Hostel’in etkisi geçmeye başlayınca kolsuz kanatsız kalan filmin yardımına Descent yetişiyor. İki arkadaş bir tünele giriyorlar. Descent’in en klostrofobik anını tekrar yaşamaya başlıyoruz. Gençlerden biri tünelin daraldığı bir yerde sıkışıyor ve ne ileri ne geri gidebiliyor. Diğer genç ise Descent bize yetmeyecek diyerek kamerasının gece görüşünü açıyor ve bir anda Rec uzaktan koşar adımlarla gelip diğer kollarına giriyor. Gece görüşünde parlayan gözler yüzünden dehşet içinde kalıyoruz. Bir şekilde tünelin ucuna geldiklerinde ise onları çok daha büyük bir tehlike bekliyor. Geçirdiği estetik ameliyat sonucu maske takmasına gerek kalmamış Leatherface tek vuruşla gençlerden birini etkisiz hale getiriyor. Böylelikle “Texas Chainsaw Massacre” siz yokken biz vardık diyerek bütün filmi ele geçiriyor. Bundan sonra Leatherface, Şerif Hoyt ve ailenin diğer bireyleri gençlere yapabilecekleri tüm zulmü yapmak için bir araya geliyor. Ailenin diğer üyeleri Hostel’e gelen Yasmin ve yanındaki arkadaşını da ele geçirip bizim için sıcak bir kan banyosu hazırlıyorlar. Burada Şerif Hoyt’a benzettiğim ailenin babasının eski bir nazi olması nedeniyle yine bir siyasi gönderme yapılıyor. Bu baba geçmişten gelen duygu ve düşünceleriyle ari ırkını korumaya çalışmakta ve özellikle Yahudilere karşı nefret duymaktadır.

Filmin bundan sonra Texas Katliamı’ndan zerre kadar farkı kalmadığı için anlatmaya pek gerek görmüyorum. Film daha birçok sahnesinde değişik filmlerden kısmi alıntılar yapıyor. Karakterler zerre kadar bir orijinallik taşımıyor. Leatherface ve Şerif Hoyt’un yanı sıra House of the 1000 Corpses filminden silah düşkünü ve ateşli Baby Firefly bize bir selam çakıyor. Yasmin ise ayrı bir dert, kendisi slasher filmlerinde sona kalan kızı oynuyor.

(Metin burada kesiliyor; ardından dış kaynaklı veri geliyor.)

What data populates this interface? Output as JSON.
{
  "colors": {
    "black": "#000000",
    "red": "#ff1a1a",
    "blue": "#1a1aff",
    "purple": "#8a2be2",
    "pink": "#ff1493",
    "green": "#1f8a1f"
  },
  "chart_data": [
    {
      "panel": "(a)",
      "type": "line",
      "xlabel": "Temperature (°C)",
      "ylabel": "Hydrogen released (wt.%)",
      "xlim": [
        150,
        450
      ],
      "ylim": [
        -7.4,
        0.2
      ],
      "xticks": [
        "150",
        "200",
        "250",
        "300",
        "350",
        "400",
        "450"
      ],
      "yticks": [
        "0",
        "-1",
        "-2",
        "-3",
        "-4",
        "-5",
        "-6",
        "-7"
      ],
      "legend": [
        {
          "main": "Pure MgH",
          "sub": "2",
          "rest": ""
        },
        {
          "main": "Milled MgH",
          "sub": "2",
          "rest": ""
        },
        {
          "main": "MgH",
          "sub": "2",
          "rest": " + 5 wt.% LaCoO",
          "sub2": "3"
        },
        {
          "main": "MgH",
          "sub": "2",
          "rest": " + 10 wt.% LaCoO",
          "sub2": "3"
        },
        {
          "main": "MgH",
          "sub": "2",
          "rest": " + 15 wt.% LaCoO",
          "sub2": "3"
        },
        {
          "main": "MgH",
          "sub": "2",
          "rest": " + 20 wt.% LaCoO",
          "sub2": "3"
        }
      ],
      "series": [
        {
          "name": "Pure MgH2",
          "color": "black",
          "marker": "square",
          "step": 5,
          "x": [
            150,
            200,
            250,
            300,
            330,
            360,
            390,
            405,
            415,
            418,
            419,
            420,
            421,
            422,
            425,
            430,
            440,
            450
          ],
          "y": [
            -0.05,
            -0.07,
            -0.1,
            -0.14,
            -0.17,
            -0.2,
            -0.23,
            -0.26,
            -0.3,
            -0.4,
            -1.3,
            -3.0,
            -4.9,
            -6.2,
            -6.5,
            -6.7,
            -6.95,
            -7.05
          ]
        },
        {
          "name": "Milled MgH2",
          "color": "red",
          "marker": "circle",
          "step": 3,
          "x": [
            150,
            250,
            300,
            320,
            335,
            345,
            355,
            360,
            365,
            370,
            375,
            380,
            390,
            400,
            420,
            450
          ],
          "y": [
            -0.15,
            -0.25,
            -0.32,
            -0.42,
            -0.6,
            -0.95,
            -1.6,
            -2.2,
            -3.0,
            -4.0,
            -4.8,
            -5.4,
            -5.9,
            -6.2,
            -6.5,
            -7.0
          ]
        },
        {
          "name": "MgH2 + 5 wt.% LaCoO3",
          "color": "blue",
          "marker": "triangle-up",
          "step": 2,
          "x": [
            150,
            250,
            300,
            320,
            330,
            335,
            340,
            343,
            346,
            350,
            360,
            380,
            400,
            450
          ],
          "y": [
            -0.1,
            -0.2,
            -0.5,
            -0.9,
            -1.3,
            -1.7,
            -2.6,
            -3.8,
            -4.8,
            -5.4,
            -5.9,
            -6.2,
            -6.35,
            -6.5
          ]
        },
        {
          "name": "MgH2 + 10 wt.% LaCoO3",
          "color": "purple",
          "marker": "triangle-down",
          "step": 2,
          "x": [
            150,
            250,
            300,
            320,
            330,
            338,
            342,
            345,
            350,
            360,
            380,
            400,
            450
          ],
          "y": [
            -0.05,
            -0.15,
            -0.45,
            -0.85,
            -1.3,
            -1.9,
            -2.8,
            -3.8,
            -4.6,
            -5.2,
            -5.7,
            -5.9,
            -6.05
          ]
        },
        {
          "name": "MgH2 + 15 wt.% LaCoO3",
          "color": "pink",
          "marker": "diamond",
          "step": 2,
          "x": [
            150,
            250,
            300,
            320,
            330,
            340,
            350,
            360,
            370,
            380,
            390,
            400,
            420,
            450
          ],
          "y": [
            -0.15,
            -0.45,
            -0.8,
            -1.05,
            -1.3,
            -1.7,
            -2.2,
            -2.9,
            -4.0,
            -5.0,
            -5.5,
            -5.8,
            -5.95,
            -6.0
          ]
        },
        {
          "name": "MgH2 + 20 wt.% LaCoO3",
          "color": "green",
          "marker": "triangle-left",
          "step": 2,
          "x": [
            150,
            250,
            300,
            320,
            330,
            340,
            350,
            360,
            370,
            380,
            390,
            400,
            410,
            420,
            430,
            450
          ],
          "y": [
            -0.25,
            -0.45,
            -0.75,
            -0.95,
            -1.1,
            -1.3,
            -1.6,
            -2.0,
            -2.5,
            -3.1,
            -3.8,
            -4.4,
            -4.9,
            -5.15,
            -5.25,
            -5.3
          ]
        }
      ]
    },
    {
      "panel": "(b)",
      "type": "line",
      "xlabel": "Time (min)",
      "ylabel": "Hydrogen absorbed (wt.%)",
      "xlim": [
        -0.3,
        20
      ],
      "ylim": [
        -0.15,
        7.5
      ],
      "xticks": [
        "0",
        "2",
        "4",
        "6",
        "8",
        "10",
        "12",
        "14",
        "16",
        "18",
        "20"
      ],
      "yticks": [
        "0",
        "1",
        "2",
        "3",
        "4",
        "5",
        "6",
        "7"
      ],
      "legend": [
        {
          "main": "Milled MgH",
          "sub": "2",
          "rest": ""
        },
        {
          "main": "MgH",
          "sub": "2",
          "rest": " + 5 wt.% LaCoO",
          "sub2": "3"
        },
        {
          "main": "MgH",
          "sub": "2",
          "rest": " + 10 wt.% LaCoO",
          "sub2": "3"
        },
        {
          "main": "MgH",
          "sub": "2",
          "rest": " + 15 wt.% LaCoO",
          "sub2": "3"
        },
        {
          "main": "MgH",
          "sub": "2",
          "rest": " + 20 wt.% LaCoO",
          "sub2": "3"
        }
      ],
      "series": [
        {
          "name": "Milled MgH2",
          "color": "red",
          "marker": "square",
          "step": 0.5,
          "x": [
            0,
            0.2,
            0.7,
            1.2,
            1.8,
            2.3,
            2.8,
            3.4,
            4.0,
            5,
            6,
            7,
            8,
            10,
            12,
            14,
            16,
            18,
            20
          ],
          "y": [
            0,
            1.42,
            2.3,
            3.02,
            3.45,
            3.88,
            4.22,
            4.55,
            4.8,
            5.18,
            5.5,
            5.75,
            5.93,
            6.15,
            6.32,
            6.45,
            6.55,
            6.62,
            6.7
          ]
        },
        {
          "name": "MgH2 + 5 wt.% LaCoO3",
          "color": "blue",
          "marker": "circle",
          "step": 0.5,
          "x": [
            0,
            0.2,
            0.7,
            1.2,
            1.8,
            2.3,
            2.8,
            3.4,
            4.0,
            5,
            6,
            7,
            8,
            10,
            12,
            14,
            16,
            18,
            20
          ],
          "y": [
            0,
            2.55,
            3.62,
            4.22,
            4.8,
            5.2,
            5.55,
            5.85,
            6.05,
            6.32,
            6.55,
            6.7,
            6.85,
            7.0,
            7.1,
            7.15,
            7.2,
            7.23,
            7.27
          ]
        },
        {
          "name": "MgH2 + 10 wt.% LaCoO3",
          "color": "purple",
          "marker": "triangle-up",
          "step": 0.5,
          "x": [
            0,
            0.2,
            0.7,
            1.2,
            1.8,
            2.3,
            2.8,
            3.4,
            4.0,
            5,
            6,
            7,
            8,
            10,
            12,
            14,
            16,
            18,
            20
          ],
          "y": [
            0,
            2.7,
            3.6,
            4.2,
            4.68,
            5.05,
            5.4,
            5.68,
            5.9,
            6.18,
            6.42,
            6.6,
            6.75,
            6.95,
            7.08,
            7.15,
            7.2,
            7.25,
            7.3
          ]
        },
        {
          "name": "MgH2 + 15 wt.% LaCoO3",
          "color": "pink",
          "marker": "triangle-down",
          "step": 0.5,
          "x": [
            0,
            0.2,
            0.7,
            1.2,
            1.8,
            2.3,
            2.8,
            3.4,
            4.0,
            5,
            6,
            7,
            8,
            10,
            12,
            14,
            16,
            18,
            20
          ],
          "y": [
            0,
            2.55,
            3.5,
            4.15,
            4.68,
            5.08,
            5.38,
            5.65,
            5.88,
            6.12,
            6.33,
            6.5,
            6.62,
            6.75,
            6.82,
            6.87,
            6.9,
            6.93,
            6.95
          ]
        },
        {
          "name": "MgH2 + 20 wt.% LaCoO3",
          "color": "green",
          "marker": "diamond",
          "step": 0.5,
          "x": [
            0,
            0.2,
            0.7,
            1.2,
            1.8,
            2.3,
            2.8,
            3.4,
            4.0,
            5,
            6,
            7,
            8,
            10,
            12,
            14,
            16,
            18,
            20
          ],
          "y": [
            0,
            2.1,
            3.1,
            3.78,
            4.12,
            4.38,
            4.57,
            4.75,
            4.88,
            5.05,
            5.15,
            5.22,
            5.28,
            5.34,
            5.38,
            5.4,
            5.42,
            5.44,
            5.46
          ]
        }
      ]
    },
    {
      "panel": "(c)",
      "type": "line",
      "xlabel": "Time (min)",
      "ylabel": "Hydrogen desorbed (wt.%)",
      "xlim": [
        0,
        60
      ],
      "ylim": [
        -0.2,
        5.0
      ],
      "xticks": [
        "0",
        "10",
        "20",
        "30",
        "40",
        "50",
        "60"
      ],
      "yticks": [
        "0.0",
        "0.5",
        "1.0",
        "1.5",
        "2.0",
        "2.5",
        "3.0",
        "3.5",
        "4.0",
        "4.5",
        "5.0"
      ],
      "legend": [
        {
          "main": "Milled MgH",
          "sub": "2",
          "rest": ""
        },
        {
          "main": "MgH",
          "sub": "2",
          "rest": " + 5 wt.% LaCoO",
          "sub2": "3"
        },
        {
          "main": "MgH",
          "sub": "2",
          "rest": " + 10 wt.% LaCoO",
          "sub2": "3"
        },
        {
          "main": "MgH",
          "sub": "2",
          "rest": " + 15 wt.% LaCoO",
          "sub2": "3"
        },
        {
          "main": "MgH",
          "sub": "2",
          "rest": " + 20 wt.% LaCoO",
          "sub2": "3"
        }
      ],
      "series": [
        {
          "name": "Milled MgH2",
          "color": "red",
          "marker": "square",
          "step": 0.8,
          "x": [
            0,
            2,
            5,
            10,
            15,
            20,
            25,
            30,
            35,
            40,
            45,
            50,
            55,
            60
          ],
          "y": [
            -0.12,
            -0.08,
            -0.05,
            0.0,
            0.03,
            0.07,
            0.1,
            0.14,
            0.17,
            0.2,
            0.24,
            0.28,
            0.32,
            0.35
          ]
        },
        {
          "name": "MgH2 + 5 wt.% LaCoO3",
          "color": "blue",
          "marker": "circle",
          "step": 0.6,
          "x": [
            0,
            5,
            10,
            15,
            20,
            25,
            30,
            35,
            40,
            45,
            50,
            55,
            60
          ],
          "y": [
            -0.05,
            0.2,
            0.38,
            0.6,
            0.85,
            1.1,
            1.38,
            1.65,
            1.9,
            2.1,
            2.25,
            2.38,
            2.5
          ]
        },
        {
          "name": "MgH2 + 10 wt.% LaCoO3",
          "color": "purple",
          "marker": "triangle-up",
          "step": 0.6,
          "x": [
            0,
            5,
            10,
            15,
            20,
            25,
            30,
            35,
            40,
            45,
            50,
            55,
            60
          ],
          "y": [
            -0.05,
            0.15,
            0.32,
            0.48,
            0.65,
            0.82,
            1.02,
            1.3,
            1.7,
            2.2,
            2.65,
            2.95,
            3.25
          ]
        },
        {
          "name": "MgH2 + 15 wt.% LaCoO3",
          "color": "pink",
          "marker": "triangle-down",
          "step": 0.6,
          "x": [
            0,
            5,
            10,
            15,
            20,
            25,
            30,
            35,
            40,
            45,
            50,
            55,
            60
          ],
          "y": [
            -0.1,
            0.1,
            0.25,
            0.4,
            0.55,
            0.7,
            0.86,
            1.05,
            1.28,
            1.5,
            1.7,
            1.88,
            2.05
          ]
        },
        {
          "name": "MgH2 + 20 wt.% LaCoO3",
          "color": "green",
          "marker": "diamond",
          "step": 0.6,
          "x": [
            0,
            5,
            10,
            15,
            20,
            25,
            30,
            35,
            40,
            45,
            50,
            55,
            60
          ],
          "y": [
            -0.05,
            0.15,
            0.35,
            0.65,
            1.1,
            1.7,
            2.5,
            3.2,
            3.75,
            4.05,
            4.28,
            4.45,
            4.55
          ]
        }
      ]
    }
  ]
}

Korkudan titreyiş şekli beni tam anlamıyla delirtti diyebilirim. Bu korkak kızımız filmin sonunda ise tam anlamıyla bir Rambo’ya dönüşüyor. Dalga geçtiğimi düşünmeyin sakın, gerçekten Rambo görse ağzı açık seyreder bu ufak kızı. Rambo kadar iyi silah kullanmasının yanında en az Mike Tyson ve Muhammed Ali kadar da yumruklara karşı mukavemeti var.

Filmin biraz da artılarından söz etmek gerekirse iki tane artısını bulduğumu söyleyebilirim. İlki gerçekten çok hoşuma giden bir buharlı oda sahnesi var, diğeri ise müzikleri. Müzikler son derece kaliteli. Bu kadar bitti.

Bugüne kadar izlediği en kötü filmden bile zevk almasını bilen biri olarak Sınırda bana fazla geldi. Kendi başına bir marifet ortaya koyamayan, değişik filmlerden alıntı yapıp bunda da aşırıya kaçınca komik duruma düşen bir yapım. Bugüne kadar izlemeyen pek kalmamıştır gerçi ama izlemeyen kişilere tavsiyem çok boş zamanınız varsa ve başka yapılacak hiçbir şey yoksa izleyin bu filmi. Ben sıkıldım siz sıkılmayın diye söylüyorum.